Alcoholic Drinks in Iran

Alcohol drinking is officially forbidden for Iran’s Muslim citizens according to the country’s civil code. However, Iranians are the third highest consumers of alcohol in Middle East.

The Iranian Police announced on Saturday that the first alcohol addiction treatment center will be opened in next few days in Tehran. Accordingly this center will be managed by nonprofit organizations.

Ayatollah Seyyed Hossein Mousavi Tabrizi, a senior Iranian religious leader, says the government in partnership with the Iranian police should ‘eradicate’ alcoholism from Islamic Republic of Iran.

“According to local media reports, there are about 500,000 Muslims addicted to alcohol in Iran. This whopping number raises question about the performance of Iran’s Police with regard to controlling alcohol market in the country,” Ayatollah Mousavi said on Monday.

Much of the alcoholic drinks consumed by Iranians are reportedly smuggled from Iraqi Kurdistan into Iran. A number of Iranian citizens have been detained by Police for smuggling alcoholic beverages into the country over the past few years. They have been mostly sentenced to five years in prison under the country’s penal code.

“Reports suggest that the Iranian government has failed to confront with alcohol business in Iran. I kindly urge the Iranian government to put severe ban on alcohol use in Iran in order to reduce the number of addicted people to alcohol.” Seyyed Hossein Mousavi Tabrizi concluded.

It is good to know that Iran’s government allows non-Muslim minorities to produce and drink alcoholic beverages.

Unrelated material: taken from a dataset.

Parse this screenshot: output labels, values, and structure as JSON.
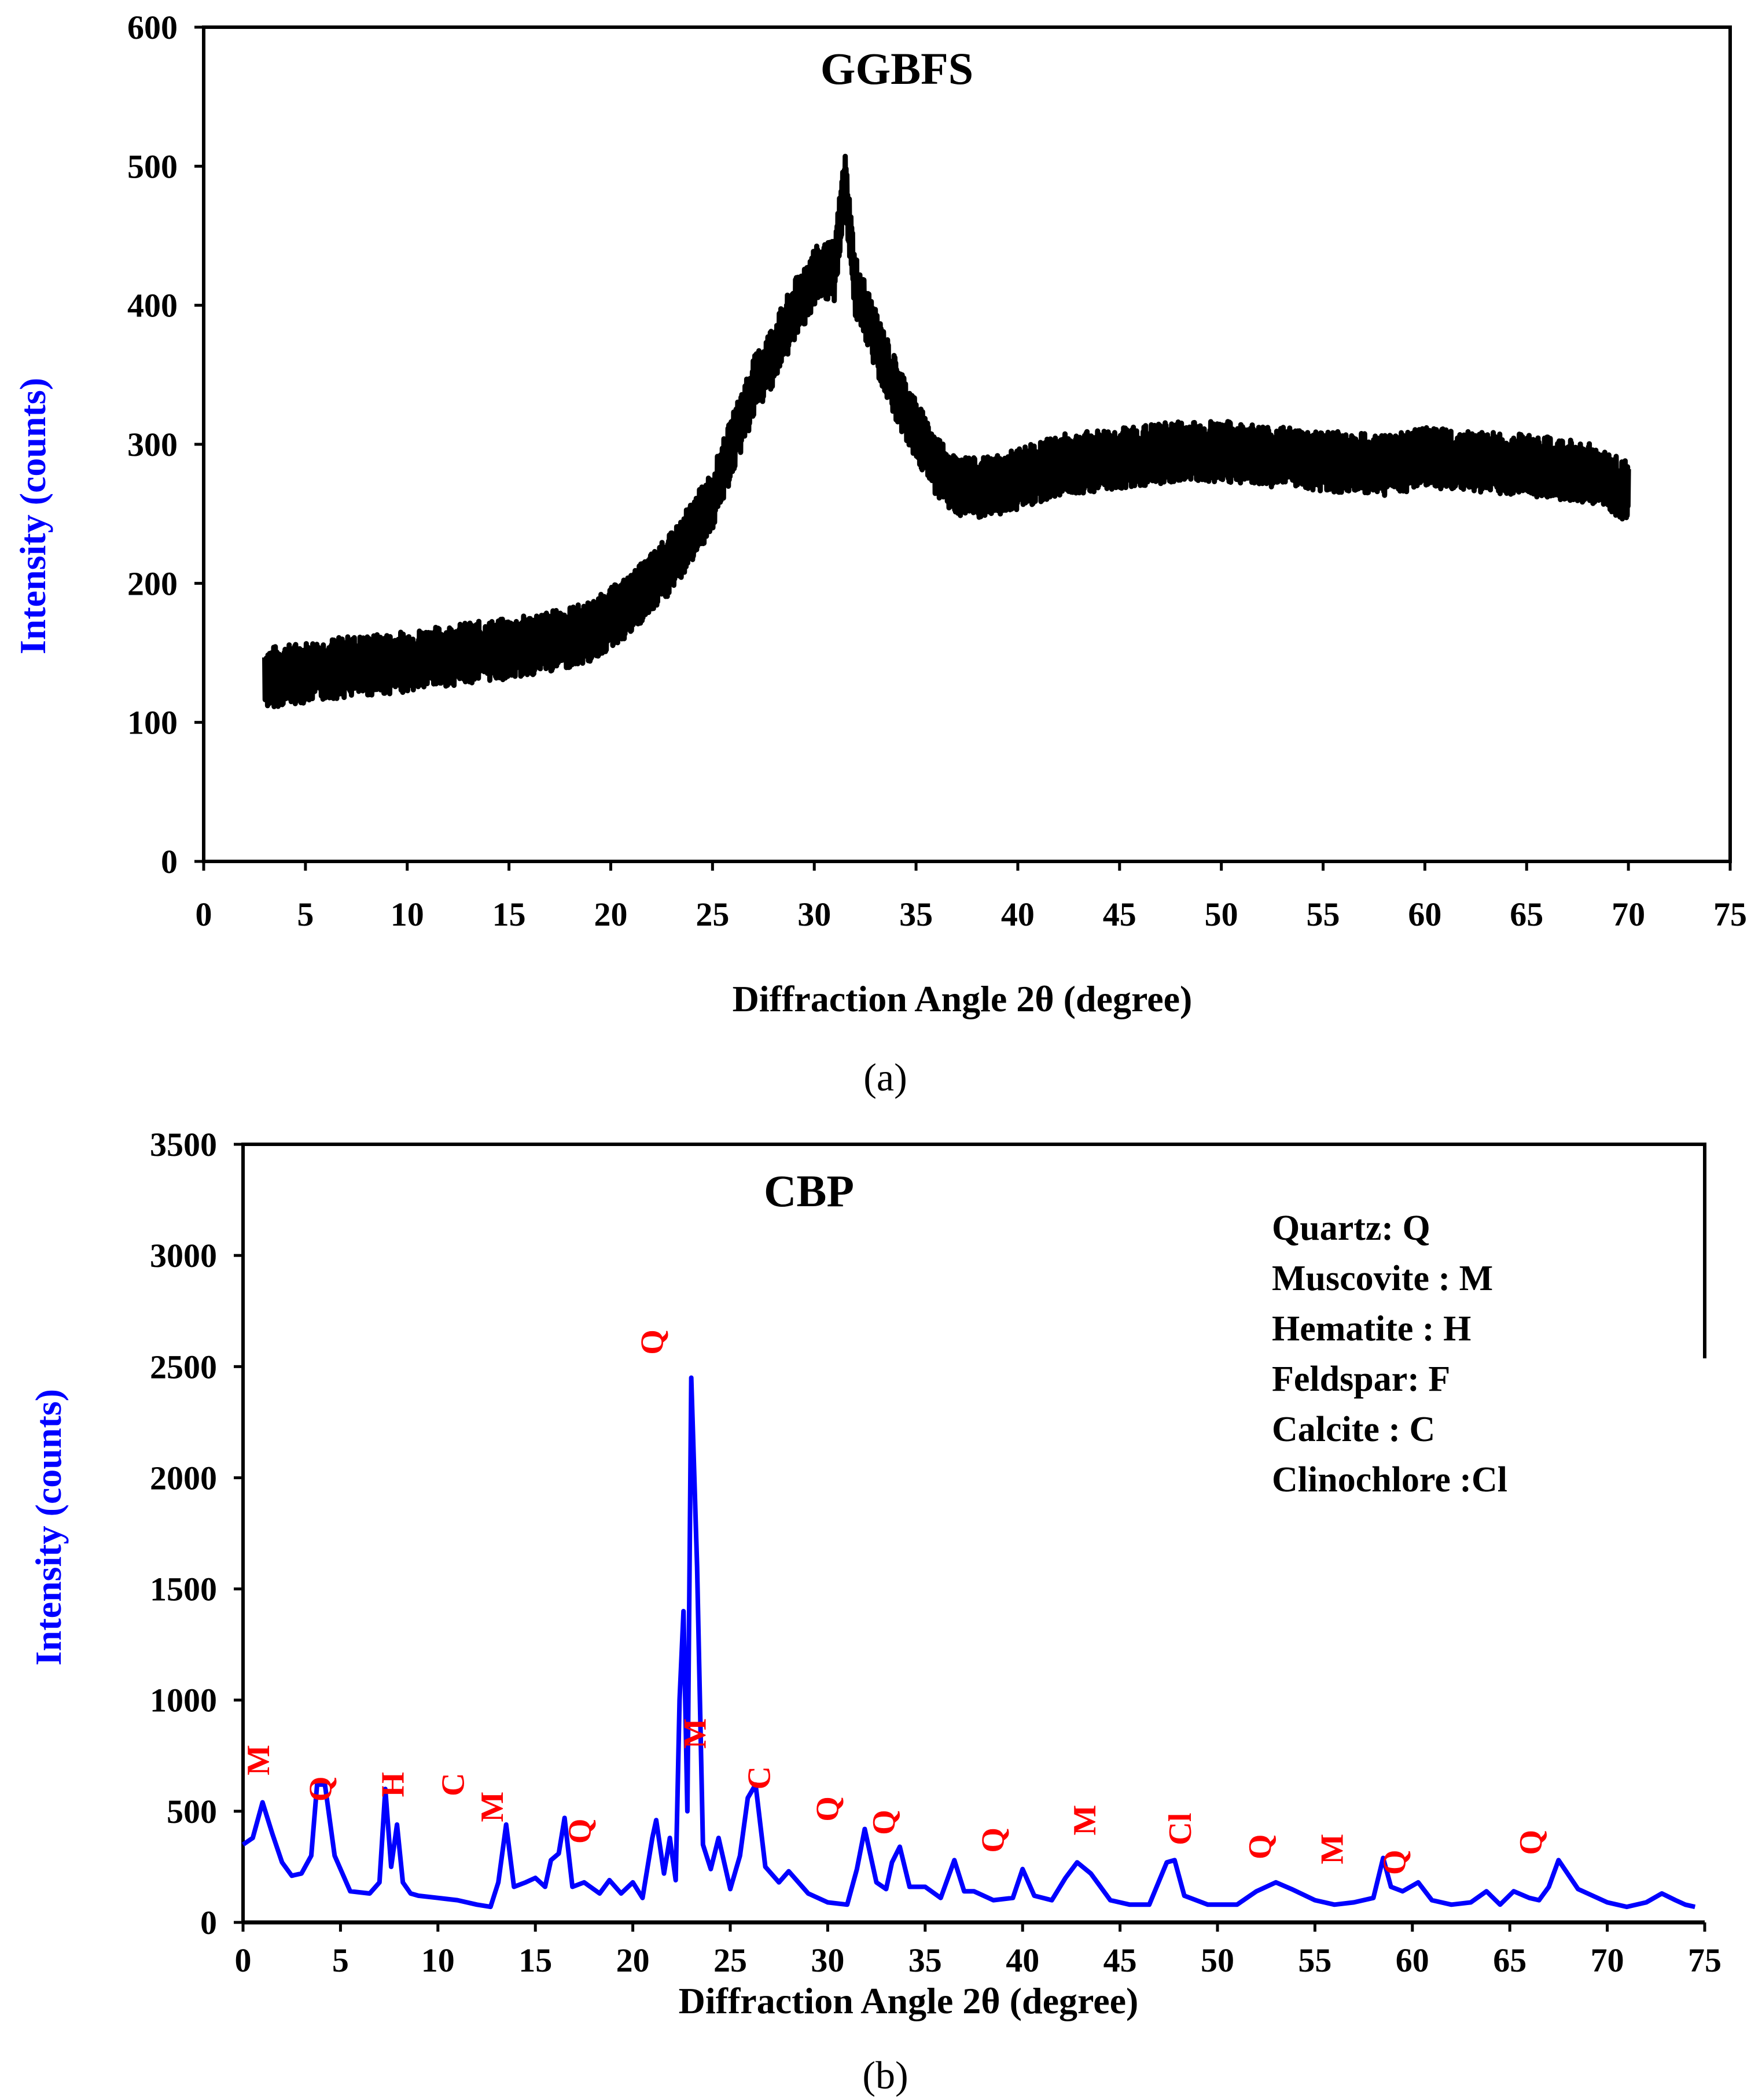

The Iranian government also lets Christians and Jews to import a limited number of alcoholic drinks via official channels to the country. On the other side, Behnoush Company has recently started producing alcoholic beverages for non-Muslim minorities in Iran.

In 2012, Iran’s Khorasan justice department confirmed the death penalty for 2 citizens who were caught drinking alcohol. International organizations have previously criticized Islamic Republic of Iran for executing alcohol-drinkers.